A burglary victim who lost over £30,000 worth of valuables has told how meeting the burglar, Lee Jones, face to face led him to offer support, helping the offender to turn his life around.
Richard Quinn who lived in Darwen at the time of the burglary is speaking out to highlight the benefits of victim and offender conferences as part of Restorative Justice Week (21-27 November).
Two years after the offence Richard received a phone call from the Restorative Justice Team at Lancashire Constabulary to tell him about the opportunity to meet the Lee face to face. Despite feeling very sceptical to begin with he felt reassured by the Restorative Justice Officer and agreed to go ahead with the meeting.
Richard said: “Initially I wasn’t sure about meeting him at all. I still felt very angry and thought I might go into the meeting for the wrong reason. The Restorative Justice Officer did a great job explaining the process to me and convinced me that Lee wanted to change.
“Meeting him in person wasn’t what I expected at all. I was surprised by how he looked and how well prepared and articulate he was. He looked me in the eye throughout and I was able to tell him about the effect the burglary had had on me.
“What impacted on me the most was the fact that I could tell that he really wanted to turn his life around. It was at that point that I started seeing things differently.”
Richard learned more about the offender’s past and his battle with substance misuse which had led him to become a serial offender. He said: “I didn’t feel overly sorry for him as we all have our struggles in life but I do believe that everyone deserves a second chance. Meeting him and understanding why he struggled has convinced me of this even more.”

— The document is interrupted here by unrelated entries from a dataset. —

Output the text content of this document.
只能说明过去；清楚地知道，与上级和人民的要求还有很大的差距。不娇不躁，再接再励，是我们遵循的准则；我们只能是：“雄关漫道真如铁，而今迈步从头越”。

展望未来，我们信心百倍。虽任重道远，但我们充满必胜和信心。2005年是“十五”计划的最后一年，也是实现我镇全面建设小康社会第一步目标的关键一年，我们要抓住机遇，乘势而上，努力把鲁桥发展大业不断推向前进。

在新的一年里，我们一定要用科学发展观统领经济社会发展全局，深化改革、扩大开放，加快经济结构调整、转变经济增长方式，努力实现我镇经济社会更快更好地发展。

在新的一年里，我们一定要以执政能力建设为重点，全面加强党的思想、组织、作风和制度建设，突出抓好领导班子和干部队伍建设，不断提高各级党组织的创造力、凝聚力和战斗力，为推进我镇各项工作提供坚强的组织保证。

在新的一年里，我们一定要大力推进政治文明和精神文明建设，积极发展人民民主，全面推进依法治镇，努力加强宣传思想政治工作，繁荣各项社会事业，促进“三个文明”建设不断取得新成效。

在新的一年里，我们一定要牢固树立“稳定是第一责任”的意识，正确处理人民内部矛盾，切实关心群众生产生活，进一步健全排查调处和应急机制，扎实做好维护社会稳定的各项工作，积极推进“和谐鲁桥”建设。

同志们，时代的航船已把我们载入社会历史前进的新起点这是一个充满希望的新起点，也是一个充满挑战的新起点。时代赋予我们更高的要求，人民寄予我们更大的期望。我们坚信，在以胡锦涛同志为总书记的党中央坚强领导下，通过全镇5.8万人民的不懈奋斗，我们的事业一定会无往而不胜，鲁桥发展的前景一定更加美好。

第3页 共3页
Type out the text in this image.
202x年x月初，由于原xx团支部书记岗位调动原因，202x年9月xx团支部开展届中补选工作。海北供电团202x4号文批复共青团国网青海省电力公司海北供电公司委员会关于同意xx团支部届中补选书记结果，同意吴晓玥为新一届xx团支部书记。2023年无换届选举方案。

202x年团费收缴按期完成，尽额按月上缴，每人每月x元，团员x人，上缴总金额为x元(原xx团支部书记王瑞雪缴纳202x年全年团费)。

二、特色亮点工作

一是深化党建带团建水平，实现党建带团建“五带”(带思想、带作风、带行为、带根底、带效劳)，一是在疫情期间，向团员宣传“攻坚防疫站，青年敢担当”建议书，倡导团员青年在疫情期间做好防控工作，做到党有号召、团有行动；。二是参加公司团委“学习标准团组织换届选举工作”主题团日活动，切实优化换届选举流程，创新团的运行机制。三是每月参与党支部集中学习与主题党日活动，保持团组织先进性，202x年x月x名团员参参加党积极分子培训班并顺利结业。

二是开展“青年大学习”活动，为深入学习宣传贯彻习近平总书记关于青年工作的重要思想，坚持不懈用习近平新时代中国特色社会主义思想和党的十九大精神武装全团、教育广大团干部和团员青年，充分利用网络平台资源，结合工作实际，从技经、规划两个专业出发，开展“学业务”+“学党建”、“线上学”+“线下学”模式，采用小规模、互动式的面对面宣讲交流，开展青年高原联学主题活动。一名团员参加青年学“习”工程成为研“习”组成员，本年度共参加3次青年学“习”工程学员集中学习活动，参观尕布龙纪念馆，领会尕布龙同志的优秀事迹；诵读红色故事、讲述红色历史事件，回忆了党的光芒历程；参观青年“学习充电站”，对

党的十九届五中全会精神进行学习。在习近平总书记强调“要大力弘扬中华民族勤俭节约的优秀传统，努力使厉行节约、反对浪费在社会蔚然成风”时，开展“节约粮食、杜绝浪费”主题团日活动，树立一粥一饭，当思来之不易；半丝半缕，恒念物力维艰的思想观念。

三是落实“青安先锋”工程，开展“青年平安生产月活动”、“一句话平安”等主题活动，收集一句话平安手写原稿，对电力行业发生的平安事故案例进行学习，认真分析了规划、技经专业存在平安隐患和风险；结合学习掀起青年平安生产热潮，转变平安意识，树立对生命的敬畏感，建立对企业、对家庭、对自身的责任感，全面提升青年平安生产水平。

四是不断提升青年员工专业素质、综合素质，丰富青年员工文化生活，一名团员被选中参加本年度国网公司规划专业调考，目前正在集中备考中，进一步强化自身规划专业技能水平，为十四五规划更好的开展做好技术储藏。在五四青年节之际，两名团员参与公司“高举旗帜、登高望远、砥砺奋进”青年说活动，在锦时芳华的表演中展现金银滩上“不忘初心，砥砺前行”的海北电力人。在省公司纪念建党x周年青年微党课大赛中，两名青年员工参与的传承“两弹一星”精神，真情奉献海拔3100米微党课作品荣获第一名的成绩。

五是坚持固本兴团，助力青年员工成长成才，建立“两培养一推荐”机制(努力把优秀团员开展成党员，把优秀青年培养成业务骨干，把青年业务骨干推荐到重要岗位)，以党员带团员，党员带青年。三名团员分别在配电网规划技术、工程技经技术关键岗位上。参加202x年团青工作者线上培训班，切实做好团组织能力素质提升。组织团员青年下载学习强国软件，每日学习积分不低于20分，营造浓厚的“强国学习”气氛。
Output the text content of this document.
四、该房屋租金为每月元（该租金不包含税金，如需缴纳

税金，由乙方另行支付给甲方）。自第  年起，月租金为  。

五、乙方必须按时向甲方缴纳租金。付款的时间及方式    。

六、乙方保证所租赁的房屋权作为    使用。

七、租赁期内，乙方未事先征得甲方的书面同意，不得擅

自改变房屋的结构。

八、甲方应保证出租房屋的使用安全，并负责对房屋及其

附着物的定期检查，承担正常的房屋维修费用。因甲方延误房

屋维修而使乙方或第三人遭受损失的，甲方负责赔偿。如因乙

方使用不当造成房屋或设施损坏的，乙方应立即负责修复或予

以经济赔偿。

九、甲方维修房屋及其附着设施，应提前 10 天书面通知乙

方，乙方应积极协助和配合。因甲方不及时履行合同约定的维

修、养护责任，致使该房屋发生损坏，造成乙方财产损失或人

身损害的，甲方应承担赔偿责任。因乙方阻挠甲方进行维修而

Since the meeting Lee has completed his prison sentence and has been off drugs for almost three years. He said: “When I was doing the burglaries I was on crack and heroin and burglary for me was about selling things to get the money for my drugs. I never thought about how it made anyone feel.”
Lee said meeting with Richard was just one of the things that made him want to change his life. He said: “It made me feel terrible. I felt very remorseful, regretful, ashamed and guilty. The watches I stole had sentimental and should have been passed down.
Six months after meeting Lee for the first time, Richard received a letter. In it Lee recalled the conversation they had had in great detail and told Richard that he understands and really regrets the impact he had on his life.
Richard recalled: “The letter left me so impressed that I decided I wanted to help him break the cycle of reoffending and decided to meet with him again.”
Lee was released from Prison in August 2016 having served his sentence and has met with Richard again on two separate occasions. Richard has since offered to support the man with job applications.
Lee now works for a charity supporting people with substance abuse issues and has not re-offended since his release from prison.
Lee said: “There were many contributing factors that made me change my life, including losing my wife and family and friends as well as meeting Richard. It has been difficult but I am not ashamed of my life and want to use my experience to help others.”
Police and Crime Commissioner Clive Grunshaw is responsible for ensuring Lancashire provides restorative justice services as a means of preventing re-offending: “Richard and Lee’s case is a perfect example of how Restorative Justice can make a major difference to the lives of both the offender and the victim.
“We know that those who take part in case conferences like this are less likely to re-offend and that is why we are prioritising this approach in Lancashire.”
Phil Cawley, Restorative Justice Manager at Lancashire Constabulary added: “quite simply, the power of Restorative Justice never ceases to amaze me”.